Vitamin E is present in a pumpkin seed in five different forms. This may mean there is extra vigour available to fight the free radicals which are a by-product from the use of oxygen in the body and which cause tissue damage and lead to conditions like heart disease. The most readily available of those other vitamins is B3 which has a role in maintaining the nervous system and skin health.
If pumpkin seeds can improve your health and energy levels, they may also help you to sleep. This is because they contain impressive quantities of tryptophan the essential amino acid that is biochemically converted in the body into serotonin, the neurotransmitter that helps relay signals from one part of the brain to another. It is believed to affect mood, appetite, sexual desire and particularly sleep. The presence of all that pumpkin magnesium, linked to creating a calming effect, may also contribute to a good night’s rest.
Pumpkins are part of the gourd family which is native to the Americas. Plants were brought to Europe by Spanish explorers and have gradually spread around the globe. Today the biggest pumpkin producers, China and India, between them grow over 10 million tons a year. There are five major varieties now grown around the globe. The raw seed in Grape Tree stores is a variety known as GWS, Grown Without Shell. It is farmed specifically for its plump and tasty seeds which do not require the mechanical shelling process that other varieties undergo.
The NHS recommends eating pumpkin seeds. It says that in the battle to lower cholesterol and fight heart disease we should try to replace foods high in saturated fats with small amounts of food high in unsaturated fats like pumpkin seeds. It also stresses the importance of seeds as a source of insoluble fibre which is important in the digestion process. The NHS Choices website even has a recipe for a “grab and go” breakfast bar with pumpkin seeds.
For millions around the world (particularly in the US and Mexico) pumpkin seeds are a snack eaten just as they are. But there is also a vast array of variations on giving them a quick roast. The bottom line (at least on this side of the Atlantic) comes down to popping them in a roasting tray, smearing them with oil and cooking at around 180°C for between 12 and 15 minutes. Extra flavours to be simply mixed in include fennel seed, garlic powder, paprika, salt, black pepper, curry powder, cinnamon, ground chives, cumin and even Worcestershire Sauce.

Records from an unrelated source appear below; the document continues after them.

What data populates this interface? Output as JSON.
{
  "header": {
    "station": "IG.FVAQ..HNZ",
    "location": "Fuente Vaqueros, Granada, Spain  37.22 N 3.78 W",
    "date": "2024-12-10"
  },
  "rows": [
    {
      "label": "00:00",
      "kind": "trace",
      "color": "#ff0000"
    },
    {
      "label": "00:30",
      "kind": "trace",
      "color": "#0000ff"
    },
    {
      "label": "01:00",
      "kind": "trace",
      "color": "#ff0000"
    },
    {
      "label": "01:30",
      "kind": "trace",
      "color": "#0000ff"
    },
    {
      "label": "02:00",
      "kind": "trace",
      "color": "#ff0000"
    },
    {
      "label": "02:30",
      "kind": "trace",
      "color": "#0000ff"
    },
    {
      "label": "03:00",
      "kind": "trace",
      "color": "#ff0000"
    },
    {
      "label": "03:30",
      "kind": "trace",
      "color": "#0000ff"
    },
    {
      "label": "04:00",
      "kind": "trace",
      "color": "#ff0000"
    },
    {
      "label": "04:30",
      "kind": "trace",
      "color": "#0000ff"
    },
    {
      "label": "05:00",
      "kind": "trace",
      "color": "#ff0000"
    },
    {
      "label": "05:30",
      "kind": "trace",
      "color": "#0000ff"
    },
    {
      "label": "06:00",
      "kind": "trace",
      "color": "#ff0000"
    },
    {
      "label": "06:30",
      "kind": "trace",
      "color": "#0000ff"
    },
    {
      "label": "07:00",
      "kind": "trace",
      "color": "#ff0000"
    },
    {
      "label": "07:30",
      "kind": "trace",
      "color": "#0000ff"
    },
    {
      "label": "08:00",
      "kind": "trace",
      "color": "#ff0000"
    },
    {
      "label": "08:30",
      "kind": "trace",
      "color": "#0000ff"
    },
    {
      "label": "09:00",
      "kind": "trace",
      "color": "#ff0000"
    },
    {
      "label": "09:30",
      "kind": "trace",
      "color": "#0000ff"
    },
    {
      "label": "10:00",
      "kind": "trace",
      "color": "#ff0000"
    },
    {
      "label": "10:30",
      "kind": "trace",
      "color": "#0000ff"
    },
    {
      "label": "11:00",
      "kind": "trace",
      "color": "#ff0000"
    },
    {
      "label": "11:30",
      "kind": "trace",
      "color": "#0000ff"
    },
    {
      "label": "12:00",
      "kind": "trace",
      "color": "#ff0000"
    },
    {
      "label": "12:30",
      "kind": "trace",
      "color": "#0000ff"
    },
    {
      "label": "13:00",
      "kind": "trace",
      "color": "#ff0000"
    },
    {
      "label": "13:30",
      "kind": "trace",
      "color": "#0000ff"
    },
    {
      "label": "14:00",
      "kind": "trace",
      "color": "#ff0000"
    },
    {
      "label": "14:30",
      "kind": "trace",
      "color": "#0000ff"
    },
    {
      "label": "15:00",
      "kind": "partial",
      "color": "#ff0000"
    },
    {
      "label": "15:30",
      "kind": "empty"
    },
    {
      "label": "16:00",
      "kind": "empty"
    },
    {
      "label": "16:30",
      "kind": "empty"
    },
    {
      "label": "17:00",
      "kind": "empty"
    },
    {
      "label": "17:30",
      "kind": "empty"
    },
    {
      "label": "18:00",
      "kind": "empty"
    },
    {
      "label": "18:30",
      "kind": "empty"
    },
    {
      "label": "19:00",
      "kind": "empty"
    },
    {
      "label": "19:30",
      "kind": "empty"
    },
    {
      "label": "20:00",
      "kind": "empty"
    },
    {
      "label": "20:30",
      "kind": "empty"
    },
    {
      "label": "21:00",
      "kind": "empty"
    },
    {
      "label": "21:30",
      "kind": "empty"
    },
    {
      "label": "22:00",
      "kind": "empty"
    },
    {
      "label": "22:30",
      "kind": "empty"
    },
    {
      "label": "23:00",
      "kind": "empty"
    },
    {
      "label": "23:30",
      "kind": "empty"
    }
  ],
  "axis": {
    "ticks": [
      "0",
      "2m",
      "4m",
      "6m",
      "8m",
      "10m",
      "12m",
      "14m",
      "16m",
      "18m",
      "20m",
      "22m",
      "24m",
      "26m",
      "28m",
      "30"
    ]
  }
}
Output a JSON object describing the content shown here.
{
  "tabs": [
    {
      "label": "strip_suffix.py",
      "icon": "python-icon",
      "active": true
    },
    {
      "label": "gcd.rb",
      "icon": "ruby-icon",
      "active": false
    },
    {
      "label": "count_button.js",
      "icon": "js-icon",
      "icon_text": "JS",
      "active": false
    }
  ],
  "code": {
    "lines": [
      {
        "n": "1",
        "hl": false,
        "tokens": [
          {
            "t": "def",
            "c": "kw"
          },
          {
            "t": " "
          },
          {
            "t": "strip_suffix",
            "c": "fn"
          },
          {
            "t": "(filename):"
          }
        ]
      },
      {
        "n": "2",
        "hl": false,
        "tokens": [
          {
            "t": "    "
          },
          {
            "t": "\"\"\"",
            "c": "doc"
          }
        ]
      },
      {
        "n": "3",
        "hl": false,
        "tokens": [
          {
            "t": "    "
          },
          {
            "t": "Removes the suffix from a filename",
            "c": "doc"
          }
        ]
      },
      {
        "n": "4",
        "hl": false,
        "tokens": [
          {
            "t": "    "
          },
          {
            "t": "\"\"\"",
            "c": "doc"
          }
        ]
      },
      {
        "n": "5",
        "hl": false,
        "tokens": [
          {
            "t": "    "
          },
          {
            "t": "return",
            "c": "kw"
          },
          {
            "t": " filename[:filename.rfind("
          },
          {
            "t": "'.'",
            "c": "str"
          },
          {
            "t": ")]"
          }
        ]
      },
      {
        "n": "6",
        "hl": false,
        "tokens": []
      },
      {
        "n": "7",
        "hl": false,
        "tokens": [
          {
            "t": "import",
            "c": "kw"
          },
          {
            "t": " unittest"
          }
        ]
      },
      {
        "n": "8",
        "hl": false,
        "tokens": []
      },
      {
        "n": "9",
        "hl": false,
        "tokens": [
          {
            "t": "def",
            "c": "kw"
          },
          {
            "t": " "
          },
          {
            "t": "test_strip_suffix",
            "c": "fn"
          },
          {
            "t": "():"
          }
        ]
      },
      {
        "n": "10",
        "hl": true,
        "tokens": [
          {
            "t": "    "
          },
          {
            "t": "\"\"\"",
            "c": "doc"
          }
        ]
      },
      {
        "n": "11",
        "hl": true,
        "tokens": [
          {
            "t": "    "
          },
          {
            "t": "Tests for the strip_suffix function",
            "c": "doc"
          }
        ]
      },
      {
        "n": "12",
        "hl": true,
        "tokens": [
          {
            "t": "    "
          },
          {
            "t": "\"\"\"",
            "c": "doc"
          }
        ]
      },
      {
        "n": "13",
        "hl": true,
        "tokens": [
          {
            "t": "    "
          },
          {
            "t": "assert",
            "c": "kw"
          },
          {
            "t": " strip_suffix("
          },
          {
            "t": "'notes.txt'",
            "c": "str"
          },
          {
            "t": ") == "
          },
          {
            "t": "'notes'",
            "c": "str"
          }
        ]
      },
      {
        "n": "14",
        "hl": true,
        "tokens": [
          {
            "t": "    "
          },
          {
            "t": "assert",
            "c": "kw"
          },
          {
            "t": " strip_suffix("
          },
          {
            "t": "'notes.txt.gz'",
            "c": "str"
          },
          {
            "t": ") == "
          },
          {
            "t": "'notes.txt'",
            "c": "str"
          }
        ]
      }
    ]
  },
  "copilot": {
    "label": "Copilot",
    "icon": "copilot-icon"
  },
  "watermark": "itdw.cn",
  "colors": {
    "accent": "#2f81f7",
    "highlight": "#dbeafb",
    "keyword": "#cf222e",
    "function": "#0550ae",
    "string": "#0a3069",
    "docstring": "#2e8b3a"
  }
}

Plant-based food guru Deliciously Ella is a major pumpkin seed fan adding them to quinoa, rice and pasta dishes, mixing them into granola and puréeing them into pesto. “They add an awesome dose of goodness to whatever you’re eating,” she says. Jamie Oliver thinks that throwing away so many fresh seeds when pumpkins are hollowed out at Halloween is “one of the great foodie crimes”. In other kitchens they are baked in cookies and bread, added to energy bars and used as an addition everything from vegetables and soups to porridge.